Ten slotte vragen de leden of het een voorwaarde is dat het lerarentekort wordt opgelost om het taal- en rekenonderwijs structureel op orde te brengen. De leden vragen zich ook af of leraren tevens een goede beheersing van de basisvaardigheden dienen te hebben en dat daarom niet aan deze eisen moet worden getornd.

Voldoende en (blijvend) goed opgeleide leraren vormen een belangrijke basis voor de kwaliteit van onderwijs en dus ook voor (het verbeteren van) basisvaardigheden. Leraren moeten dan ook een goede beheersing hebben van basisvaardigheden als rekenen en taal. In de update lerarenstrategie hebben we ook aangegeven dat we de eisen aan kwaliteit niet willen verlagen. Wij, en ook de scholen, doen alles wat nodig is om de tekorten aan te pakken. Wij realiseren ons tegelijk ook heel goed dat scholen al deze vraagstukken tegelijkertijd aan de orde van de dag hebben.

Inbreng van de leden van de PvdA-fractie

De leden van de PvdA-fractie vragen een toelichting op de meerwaarde van de haast. De leden vragen zich ook af of het voor de Minister van Financiën onbespreekbaar was om het beschikbare budget over langere tijd uit te smeren.

Voor het versterken van de onderwijskwaliteit heeft dit kabinet structureel geld beschikbaar gesteld. Dit loopt op van € 500 miljoen in 2022 tot € 1 miljard structureel vanaf 2024. Het Masterplan basisvaardigheden is mijn speerpunt om de onderwijskwaliteit te verbeteren. Dit probleem is urgent, daarom heb ik besloten ook dit jaar veel middelen voor dit doel beschikbaar te stellen. Veel scholen willen op korte termijn aan de slag, blijkt ook uit de grote hoeveelheid aanvragen voor subsidie dit jaar. Ook scholen die het oordeel zeer zwak of onvoldoende hebben gekregen gaan snel aan de slag met de hulp van basisteams om de basisvaardigheden te verbeteren. Overigens is ruim € 50 mln. van het budget voor het Masterplan basisvaardigheden doorgeschoven van 2022 naar 2023, zodat volgend jaar nog meer scholen kunnen worden bereikt.

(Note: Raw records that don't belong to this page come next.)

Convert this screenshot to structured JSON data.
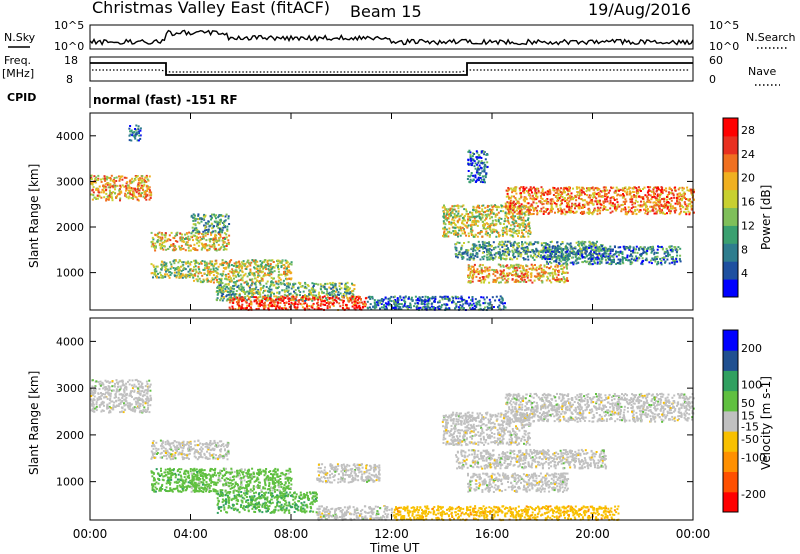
{
  "header": {
    "title": "Christmas Valley East (fitACF)",
    "beam": "Beam 15",
    "date": "19/Aug/2016"
  },
  "noise_panel": {
    "left_label": "N.Sky",
    "right_label": "N.Search",
    "ticks_left": [
      "10^5",
      "10^0"
    ],
    "ticks_right": [
      "10^5",
      "10^0"
    ]
  },
  "freq_panel": {
    "left_label_1": "Freq.",
    "left_label_2": "[MHz]",
    "left_ticks": [
      "18",
      "8"
    ],
    "right_label": "Nave",
    "right_ticks": [
      "60",
      "0"
    ]
  },
  "cpid": {
    "label": "CPID",
    "text": "normal (fast) -151 RF"
  },
  "chart_data": [
    {
      "type": "heatmap",
      "name": "power",
      "ylabel": "Slant Range [km]",
      "yticks": [
        "4000",
        "3000",
        "2000",
        "1000"
      ],
      "ylim": [
        180,
        4500
      ],
      "colorbar_label": "Power [dB]",
      "colorbar_ticks": [
        "28",
        "24",
        "20",
        "16",
        "12",
        "8",
        "4"
      ],
      "colorbar_range": [
        0,
        30
      ],
      "colors": [
        "#0000ff",
        "#1e50a0",
        "#2e7d8e",
        "#3aa070",
        "#7fbf5a",
        "#c8d030",
        "#f0b020",
        "#f07020",
        "#e83020",
        "#ff0000"
      ],
      "xticks": [
        "00:00",
        "04:00",
        "08:00",
        "12:00",
        "16:00",
        "20:00",
        "00:00"
      ],
      "scatter_bands": [
        {
          "t": [
            0,
            2.4
          ],
          "range": [
            2600,
            3150
          ],
          "db": 20
        },
        {
          "t": [
            1.5,
            2.0
          ],
          "range": [
            3900,
            4250
          ],
          "db": 6
        },
        {
          "t": [
            2.4,
            5.5
          ],
          "range": [
            1500,
            1900
          ],
          "db": 18
        },
        {
          "t": [
            4.0,
            5.5
          ],
          "range": [
            1900,
            2300
          ],
          "db": 10
        },
        {
          "t": [
            2.4,
            4.0
          ],
          "range": [
            900,
            1300
          ],
          "db": 14
        },
        {
          "t": [
            4.0,
            8.0
          ],
          "range": [
            800,
            1300
          ],
          "db": 16
        },
        {
          "t": [
            5.0,
            10.5
          ],
          "range": [
            400,
            800
          ],
          "db": 12
        },
        {
          "t": [
            5.5,
            11.0
          ],
          "range": [
            200,
            500
          ],
          "db": 26
        },
        {
          "t": [
            11.0,
            16.5
          ],
          "range": [
            200,
            500
          ],
          "db": 6
        },
        {
          "t": [
            14.0,
            17.5
          ],
          "range": [
            1800,
            2500
          ],
          "db": 16
        },
        {
          "t": [
            14.5,
            20.5
          ],
          "range": [
            1300,
            1700
          ],
          "db": 10
        },
        {
          "t": [
            15.0,
            19.0
          ],
          "range": [
            800,
            1200
          ],
          "db": 20
        },
        {
          "t": [
            15.0,
            15.8
          ],
          "range": [
            3000,
            3700
          ],
          "db": 6
        },
        {
          "t": [
            16.5,
            24.0
          ],
          "range": [
            2300,
            2900
          ],
          "db": 22
        },
        {
          "t": [
            18.0,
            23.5
          ],
          "range": [
            1200,
            1600
          ],
          "db": 8
        }
      ]
    },
    {
      "type": "heatmap",
      "name": "velocity",
      "ylabel": "Slant Range [km]",
      "yticks": [
        "4000",
        "3000",
        "2000",
        "1000"
      ],
      "ylim": [
        180,
        4500
      ],
      "colorbar_label": "Velocity [m s-1]",
      "colorbar_ticks": [
        "200",
        "100",
        "50",
        "15",
        "-15",
        "-50",
        "-100",
        "-200"
      ],
      "colorbar_range": [
        -250,
        250
      ],
      "colors": [
        "#ff0000",
        "#ff5000",
        "#ff9000",
        "#f8c000",
        "#c0c0c0",
        "#60c040",
        "#30a060",
        "#205090",
        "#0000ff"
      ],
      "xticks": [
        "00:00",
        "04:00",
        "08:00",
        "12:00",
        "16:00",
        "20:00",
        "00:00"
      ],
      "xlabel": "Time UT",
      "scatter_bands": [
        {
          "t": [
            0,
            2.4
          ],
          "range": [
            2500,
            3200
          ],
          "ms": 0
        },
        {
          "t": [
            2.4,
            5.5
          ],
          "range": [
            1500,
            1900
          ],
          "ms": 0
        },
        {
          "t": [
            2.4,
            4.5
          ],
          "range": [
            800,
            1300
          ],
          "ms": 60
        },
        {
          "t": [
            4.0,
            8.0
          ],
          "range": [
            800,
            1300
          ],
          "ms": 50
        },
        {
          "t": [
            5.0,
            9.0
          ],
          "range": [
            350,
            800
          ],
          "ms": 70
        },
        {
          "t": [
            9.0,
            11.5
          ],
          "range": [
            1000,
            1400
          ],
          "ms": 0
        },
        {
          "t": [
            9.0,
            12.0
          ],
          "range": [
            200,
            500
          ],
          "ms": 0
        },
        {
          "t": [
            12.0,
            21.0
          ],
          "range": [
            200,
            500
          ],
          "ms": -60
        },
        {
          "t": [
            14.0,
            17.5
          ],
          "range": [
            1800,
            2500
          ],
          "ms": 0
        },
        {
          "t": [
            14.5,
            20.5
          ],
          "range": [
            1300,
            1700
          ],
          "ms": 0
        },
        {
          "t": [
            15.0,
            19.0
          ],
          "range": [
            800,
            1200
          ],
          "ms": 0
        },
        {
          "t": [
            16.5,
            24.0
          ],
          "range": [
            2300,
            2900
          ],
          "ms": 0
        }
      ]
    }
  ]
}
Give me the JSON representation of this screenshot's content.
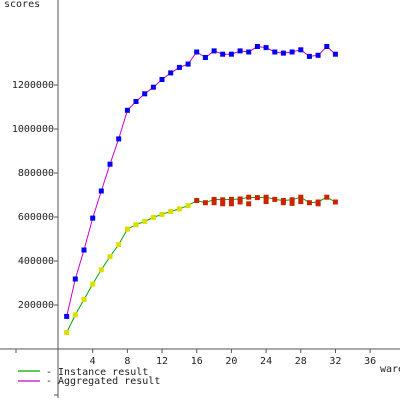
{
  "chart_data": {
    "type": "line",
    "ylabel": "scores",
    "xlabel": "wareh",
    "xlim": [
      -4,
      40
    ],
    "ylim": [
      -200000,
      1550000
    ],
    "x_ticks": [
      4,
      8,
      12,
      16,
      20,
      24,
      28,
      32,
      36
    ],
    "y_ticks": [
      200000,
      400000,
      600000,
      800000,
      1000000,
      1200000
    ],
    "grid": false,
    "legend_position": "bottom-left",
    "series": [
      {
        "name": "Instance result",
        "color": "#00aa00",
        "point_colors": [
          "#dddd00",
          "#cc2200"
        ],
        "x": [
          1,
          2,
          3,
          4,
          5,
          6,
          7,
          8,
          9,
          10,
          11,
          12,
          13,
          14,
          15,
          16,
          17,
          18,
          18,
          19,
          19,
          20,
          20,
          21,
          21,
          22,
          22,
          23,
          24,
          24,
          25,
          26,
          26,
          27,
          27,
          28,
          28,
          29,
          30,
          30,
          31,
          32
        ],
        "y": [
          75000,
          155000,
          225000,
          295000,
          360000,
          420000,
          475000,
          545000,
          565000,
          580000,
          598000,
          612000,
          625000,
          637000,
          652000,
          675000,
          665000,
          680000,
          665000,
          678000,
          660000,
          680000,
          660000,
          682000,
          668000,
          690000,
          660000,
          688000,
          690000,
          670000,
          680000,
          675000,
          665000,
          678000,
          662000,
          690000,
          670000,
          665000,
          668000,
          660000,
          690000,
          668000
        ]
      },
      {
        "name": "Aggregated result",
        "color": "#cc00cc",
        "point_colors": [
          "#0000ee"
        ],
        "x": [
          1,
          2,
          3,
          4,
          5,
          6,
          7,
          8,
          9,
          10,
          11,
          12,
          13,
          14,
          15,
          16,
          17,
          18,
          19,
          20,
          21,
          22,
          23,
          24,
          25,
          26,
          27,
          28,
          29,
          30,
          31,
          32
        ],
        "y": [
          148000,
          318000,
          450000,
          595000,
          718000,
          840000,
          955000,
          1085000,
          1125000,
          1160000,
          1190000,
          1225000,
          1255000,
          1280000,
          1295000,
          1350000,
          1325000,
          1355000,
          1340000,
          1340000,
          1355000,
          1350000,
          1375000,
          1370000,
          1350000,
          1345000,
          1350000,
          1360000,
          1330000,
          1335000,
          1375000,
          1340000
        ]
      }
    ]
  }
}
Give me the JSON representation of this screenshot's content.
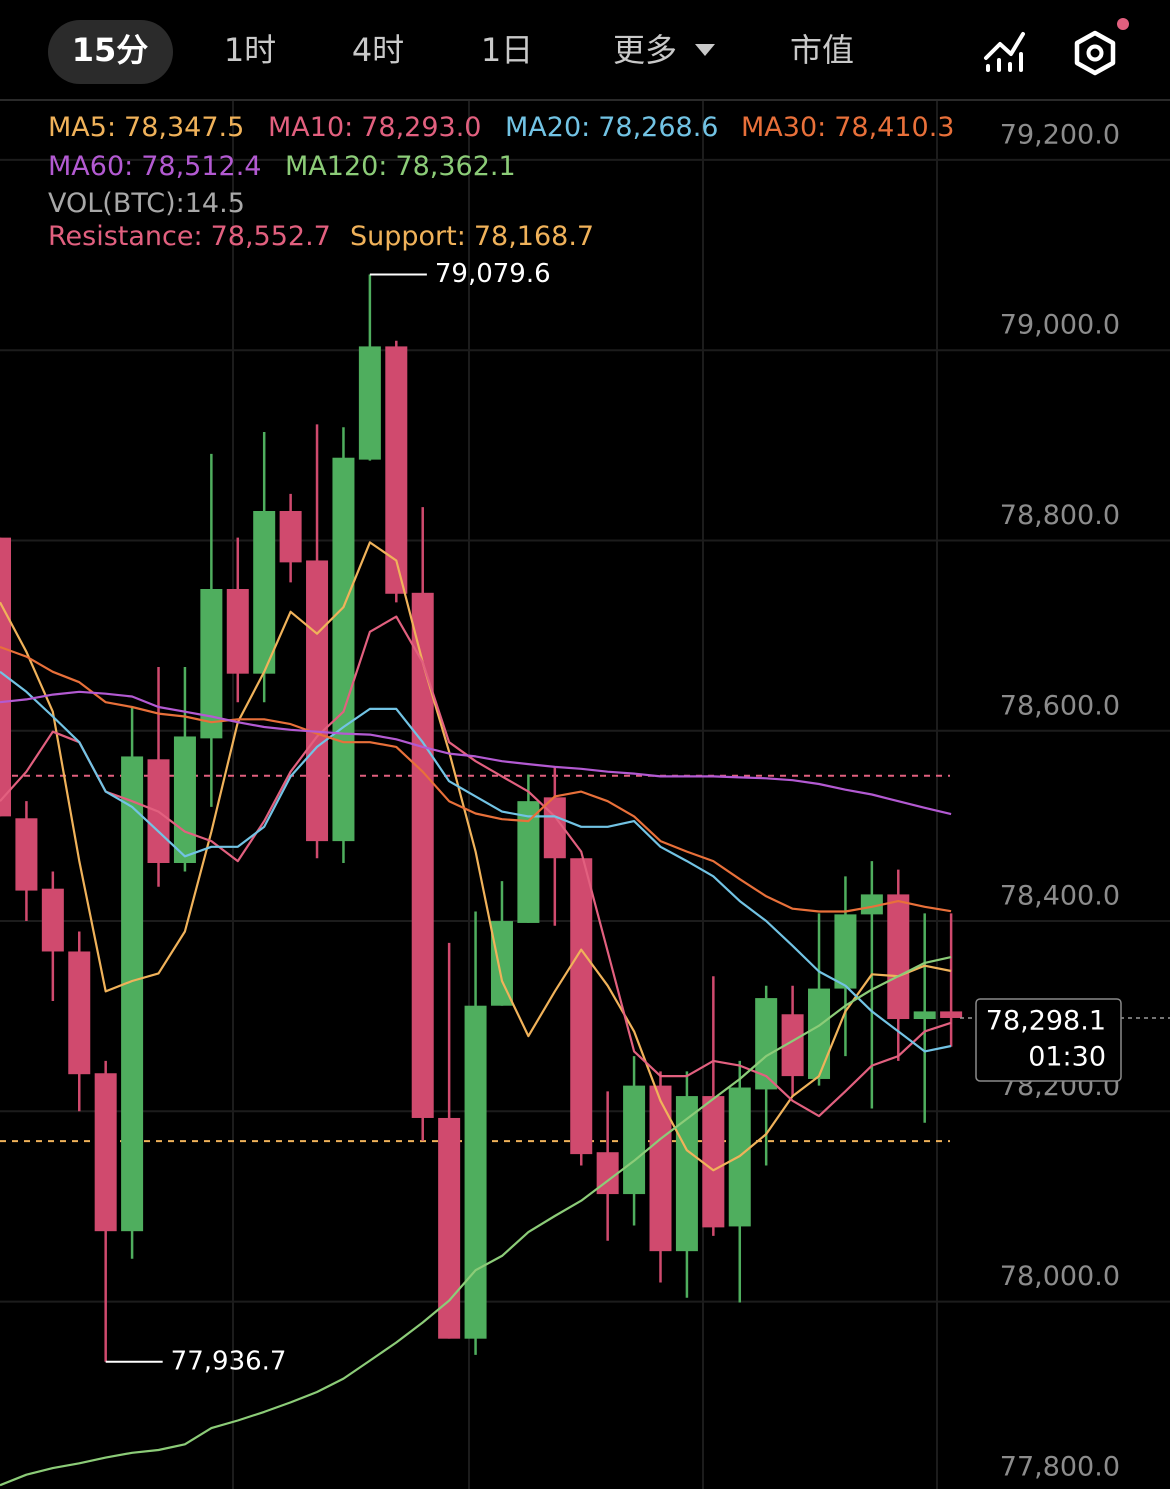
{
  "tabs": [
    {
      "label": "15分",
      "selected": true
    },
    {
      "label": "1时"
    },
    {
      "label": "4时"
    },
    {
      "label": "1日"
    },
    {
      "label": "更多",
      "dropdown": true
    },
    {
      "label": "市值"
    }
  ],
  "chart_data": {
    "type": "candlestick",
    "up_color": "#4fae5e",
    "down_color": "#d04a6e",
    "open": [
      78803,
      78508,
      78434,
      78368,
      78240,
      78074,
      78570,
      78461,
      78592,
      78749,
      78660,
      78831,
      78779,
      78484,
      78885,
      79004,
      78745,
      78193,
      77961,
      78311,
      78398,
      78530,
      78466,
      78157,
      78113,
      78227,
      78053,
      78216,
      78079,
      78223,
      78302,
      78234,
      78329,
      78407,
      78428,
      78297,
      78305
    ],
    "high": [
      78803,
      78526,
      78452,
      78389,
      78253,
      78625,
      78667,
      78667,
      78891,
      78803,
      78914,
      78849,
      78922,
      78919,
      79079.6,
      79010,
      78835,
      78377,
      78410,
      78442,
      78554,
      78562,
      78466,
      78221,
      78258,
      78242,
      78242,
      78342,
      78253,
      78332,
      78332,
      78408,
      78447,
      78463,
      78454,
      78408,
      78408
    ],
    "low": [
      78510,
      78400,
      78316,
      78200,
      77936.7,
      78045,
      78436,
      78452,
      78520,
      78630,
      78630,
      78756,
      78466,
      78461,
      78884,
      78735,
      78169,
      77961,
      77944,
      78311,
      78398,
      78395,
      78143,
      78064,
      78080,
      78020,
      78004,
      78069,
      77999,
      78143,
      78216,
      78227,
      78258,
      78203,
      78253,
      78188,
      78268
    ],
    "close": [
      78510,
      78432,
      78368,
      78239,
      78074,
      78573,
      78461,
      78594,
      78749,
      78660,
      78831,
      78777,
      78484,
      78887,
      79004,
      78744,
      78193,
      77961,
      78311,
      78400,
      78526,
      78466,
      78155,
      78113,
      78227,
      78053,
      78216,
      78078,
      78225,
      78319,
      78237,
      78329,
      78407,
      78428,
      78297,
      78305,
      78298.1
    ],
    "series": [
      {
        "name": "MA5:",
        "color": "#f0b25a",
        "value_label": "78,347.5",
        "values": [
          78735,
          78683,
          78620,
          78463,
          78326,
          78337,
          78345,
          78389,
          78494,
          78609,
          78662,
          78725,
          78702,
          78730,
          78798,
          78779,
          78672,
          78578,
          78473,
          78337,
          78279,
          78326,
          78370,
          78332,
          78284,
          78211,
          78159,
          78138,
          78153,
          78176,
          78216,
          78237,
          78305,
          78344,
          78342,
          78353,
          78347.5
        ]
      },
      {
        "name": "MA10:",
        "color": "#e2607f",
        "value_label": "78,293.0",
        "values": [
          78526,
          78557,
          78599,
          78588,
          78536,
          78526,
          78515,
          78494,
          78484,
          78463,
          78505,
          78557,
          78594,
          78620,
          78704,
          78720,
          78672,
          78588,
          78568,
          78552,
          78536,
          78510,
          78473,
          78368,
          78263,
          78237,
          78237,
          78253,
          78248,
          78237,
          78211,
          78195,
          78221,
          78248,
          78258,
          78284,
          78293
        ]
      },
      {
        "name": "MA20:",
        "color": "#72c3e4",
        "value_label": "78,268.6",
        "values": [
          78662,
          78641,
          78615,
          78588,
          78536,
          78520,
          78494,
          78468,
          78478,
          78478,
          78499,
          78552,
          78583,
          78604,
          78623,
          78623,
          78588,
          78547,
          78531,
          78515,
          78510,
          78510,
          78499,
          78499,
          78505,
          78478,
          78463,
          78447,
          78421,
          78400,
          78374,
          78347,
          78332,
          78305,
          78284,
          78263,
          78268.6
        ]
      },
      {
        "name": "MA30:",
        "color": "#e8703a",
        "value_label": "78,410.3",
        "values": [
          78688,
          78678,
          78662,
          78651,
          78630,
          78625,
          78618,
          78615,
          78609,
          78612,
          78612,
          78607,
          78597,
          78588,
          78588,
          78583,
          78557,
          78526,
          78513,
          78507,
          78505,
          78531,
          78536,
          78526,
          78510,
          78484,
          78473,
          78463,
          78444,
          78426,
          78413,
          78410,
          78410,
          78415,
          78421,
          78415,
          78410.3
        ]
      },
      {
        "name": "MA60:",
        "color": "#b35ad2",
        "value_label": "78,512.4",
        "values": [
          78630,
          78633,
          78638,
          78641,
          78639,
          78636,
          78625,
          78620,
          78615,
          78609,
          78604,
          78601,
          78599,
          78597,
          78596,
          78591,
          78583,
          78576,
          78573,
          78568,
          78565,
          78562,
          78560,
          78557,
          78555,
          78552,
          78552,
          78552,
          78551,
          78550,
          78548,
          78544,
          78538,
          78533,
          78526,
          78519,
          78512.4
        ]
      },
      {
        "name": "MA120:",
        "color": "#8ccc78",
        "value_label": "78,362.1",
        "values": [
          77807,
          77818,
          77825,
          77830,
          77836,
          77841,
          77844,
          77850,
          77867,
          77875,
          77884,
          77894,
          77905,
          77919,
          77938,
          77957,
          77978,
          78001,
          78033,
          78048,
          78073,
          78090,
          78106,
          78127,
          78148,
          78171,
          78192,
          78213,
          78234,
          78258,
          78274,
          78290,
          78311,
          78328,
          78342,
          78356,
          78362.1
        ]
      }
    ],
    "volume": {
      "name": "VOL(BTC):",
      "value": 14.5,
      "color": "#a8a8a8"
    },
    "levels": [
      {
        "name": "Resistance:",
        "value": 78552.7,
        "label": "78,552.7",
        "color": "#e2607f"
      },
      {
        "name": "Support:",
        "value": 78168.7,
        "label": "78,168.7",
        "color": "#f0b25a"
      }
    ],
    "annotations": [
      {
        "value": 79079.6,
        "label": "79,079.6"
      },
      {
        "value": 77936.7,
        "label": "77,936.7"
      }
    ],
    "last_price": {
      "value": 78298.1,
      "label": "78,298.1",
      "countdown": "01:30"
    },
    "ylim": [
      77803,
      79263
    ],
    "yticks": [
      {
        "value": 77800,
        "label": "77,800.0"
      },
      {
        "value": 78000,
        "label": "78,000.0"
      },
      {
        "value": 78200,
        "label": "78,200.0"
      },
      {
        "value": 78400,
        "label": "78,400.0"
      },
      {
        "value": 78600,
        "label": "78,600.0"
      },
      {
        "value": 78800,
        "label": "78,800.0"
      },
      {
        "value": 79000,
        "label": "79,000.0"
      },
      {
        "value": 79200,
        "label": "79,200.0"
      }
    ],
    "grid": true
  }
}
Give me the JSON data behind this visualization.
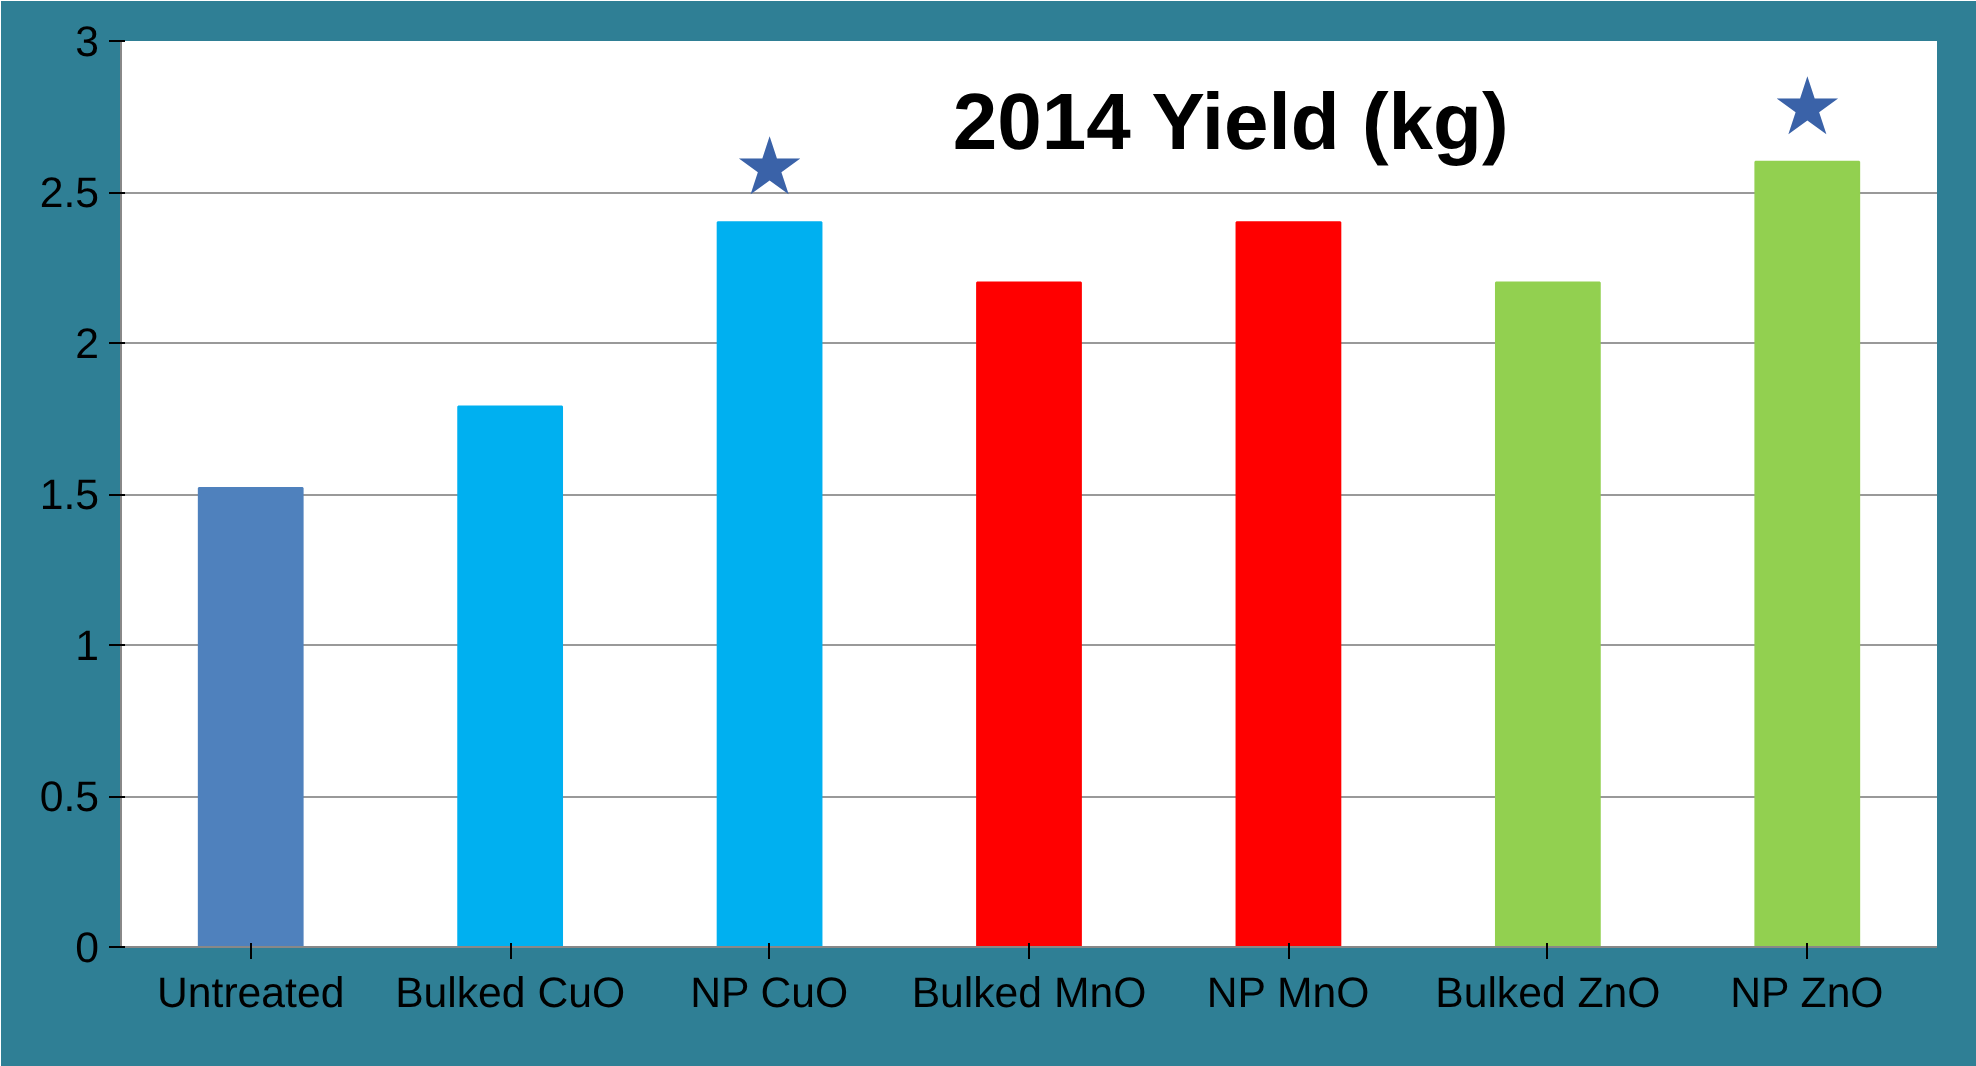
{
  "chart_data": {
    "type": "bar",
    "title": "2014 Yield (kg)",
    "categories": [
      "Untreated",
      "Bulked CuO",
      "NP CuO",
      "Bulked MnO",
      "NP MnO",
      "Bulked ZnO",
      "NP ZnO"
    ],
    "values": [
      1.52,
      1.79,
      2.4,
      2.2,
      2.4,
      2.2,
      2.6
    ],
    "colors": [
      "#4f81bd",
      "#00b0f0",
      "#00b0f0",
      "#ff0000",
      "#ff0000",
      "#92d050",
      "#92d050"
    ],
    "ylim": [
      0,
      3
    ],
    "yticks": [
      0,
      0.5,
      1,
      1.5,
      2,
      2.5,
      3
    ],
    "grid": "y",
    "annotations": [
      {
        "text": "★",
        "x": "NP CuO",
        "y": 2.4
      },
      {
        "text": "★",
        "x": "NP ZnO",
        "y": 2.6
      }
    ]
  }
}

De leden vragen in hoeverre de loting recht doet aan de gedachte dat de beste hulp terechtkomt bij de leerlingen die deze het meest nodig hebben en bij de scholen die staan voor de grootste uitdagingen.

Zoals ook in de antwoorden op de leden van de D66-fractie te lezen is, hebben we een loting moeten toepassen. Zoals ik heb aangegeven bij de vraag ingebracht door leden van de CDA-fractie over de volgende aanvraagrondes van de subsidieregeling, staat er in de Voortgangsrapportage informatie over hoe scholen al vanaf de volgende ronde gerichter en vanaf 2026 structureel worden bekostigd via het Masterplan basisvaardigheden.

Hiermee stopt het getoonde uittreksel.